In 1987 the Mass. Dept. of Public Works decided the concrete of the bridge was due for replacement.  They had no plans for smoot preservation.  The Boston Press tracked down Oliver R. Smoot, Jr. who was then age 48, and executive vice president of Computer and Business Equipment Manufactures Association in Washington D. C.  He had no plans of being reused for new markings.

The Mass. Metropolitan District Commission, the government body in charge of the bridge went on record in support of smoots.  They stated, "We recognize the smoots' role in local history.  That's not to mean that the agency encourages graffiti painting.  But smoots aren't just any kind of graffiti.  They're smoots!  If commemorative plaques and markers are not installed by the state once the bridge work is done, then we'll see that it's done."

Stephen Smoot, a son of Oliver R. Smoot, Jr, was then age 21 and attending MIT was ready to redo the smoot measurements, although he was 5'11", so everything would be off.

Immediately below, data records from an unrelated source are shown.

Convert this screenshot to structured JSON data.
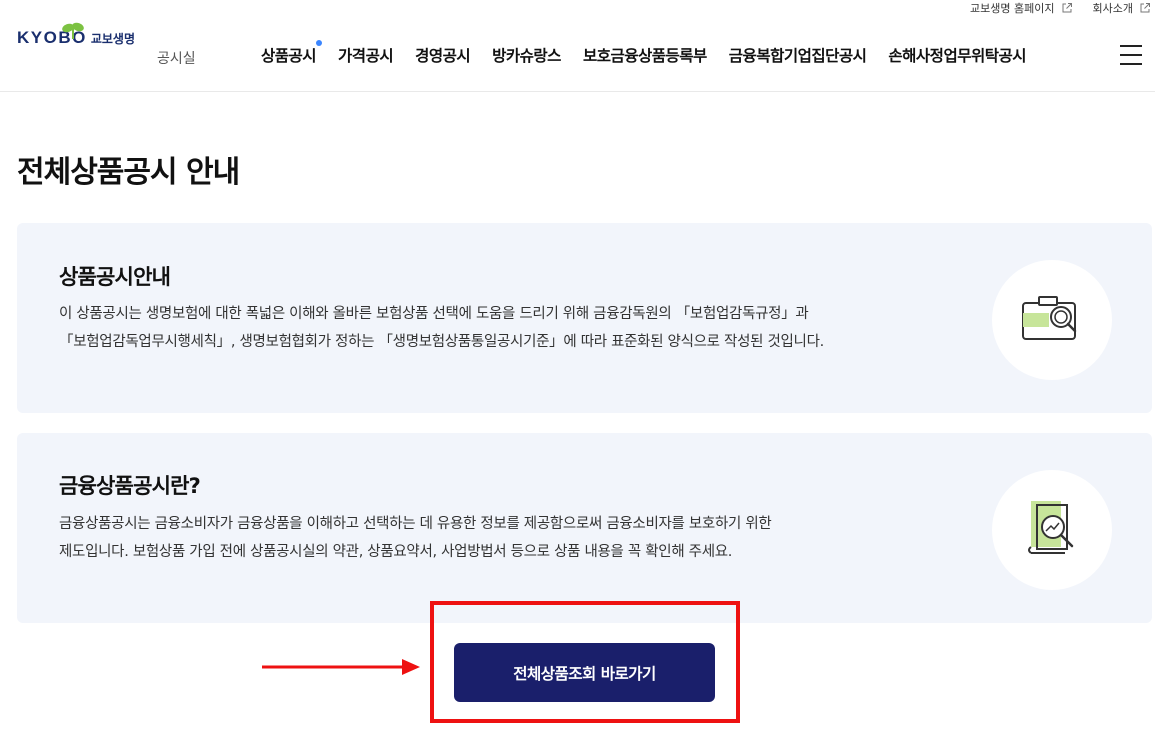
{
  "util": {
    "homepage_label": "교보생명 홈페이지",
    "company_label": "회사소개"
  },
  "brand": {
    "logo_en": "KYOBO",
    "logo_ko": "교보생명",
    "section_label": "공시실",
    "color_navy": "#1a2f6e",
    "color_leaf": "#7cc242"
  },
  "nav": {
    "items": [
      {
        "label": "상품공시"
      },
      {
        "label": "가격공시"
      },
      {
        "label": "경영공시"
      },
      {
        "label": "방카슈랑스"
      },
      {
        "label": "보호금융상품등록부"
      },
      {
        "label": "금융복합기업집단공시"
      },
      {
        "label": "손해사정업무위탁공시"
      }
    ],
    "active_dot_color": "#3b86ff"
  },
  "page": {
    "title": "전체상품공시 안내"
  },
  "cards": [
    {
      "title": "상품공시안내",
      "line1": "이 상품공시는 생명보험에 대한 폭넓은 이해와 올바른 보험상품 선택에 도움을 드리기 위해 금융감독원의 「보험업감독규정」과",
      "line2": "「보험업감독업무시행세칙」, 생명보험협회가 정하는 「생명보험상품통일공시기준」에 따라 표준화된 양식으로 작성된 것입니다.",
      "icon": "camera-search-icon"
    },
    {
      "title": "금융상품공시란?",
      "line1": "금융상품공시는 금융소비자가 금융상품을 이해하고 선택하는 데 유용한 정보를 제공함으로써 금융소비자를 보호하기 위한",
      "line2": "제도입니다. 보험상품 가입 전에 상품공시실의 약관, 상품요약서, 사업방법서 등으로 상품 내용을 꼭 확인해 주세요.",
      "icon": "document-chart-search-icon"
    }
  ],
  "cta": {
    "label": "전체상품조회 바로가기",
    "color": "#1a1f6b"
  },
  "annotation": {
    "highlight_color": "#ee1111"
  }
}
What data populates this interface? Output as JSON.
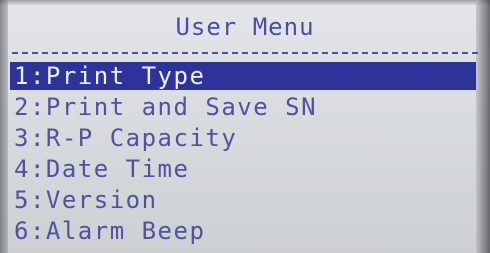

There are a couple of pictures of Oliver R. Smoot, of MIT students ready to redo measurements with Stephen Smoot, and of a plaque that reads:
"This plaque place in honor of THE SMOOT which joined the angstrom, meter and light year as standards of length, when in October 1958 the span of this bridge was measured, using the body of Oliver Reed Smoot, M.I.T. '62 and found to be precisely 364.4 smoots and one ear.  Commemorated at out 25th reunion June 6, 1987 M.I.T. Class of 1962"

Another clipping states that the Mass. Dept. of Public Works gave two Smooted sections of sidewalk to the MIT museum at a ceremony.  Continental Construction Company of Cambridge also agreed to make the new concrete sidewalk slabs 5' 7" long to coincide with the Smoots, instead of the usual 6' increments.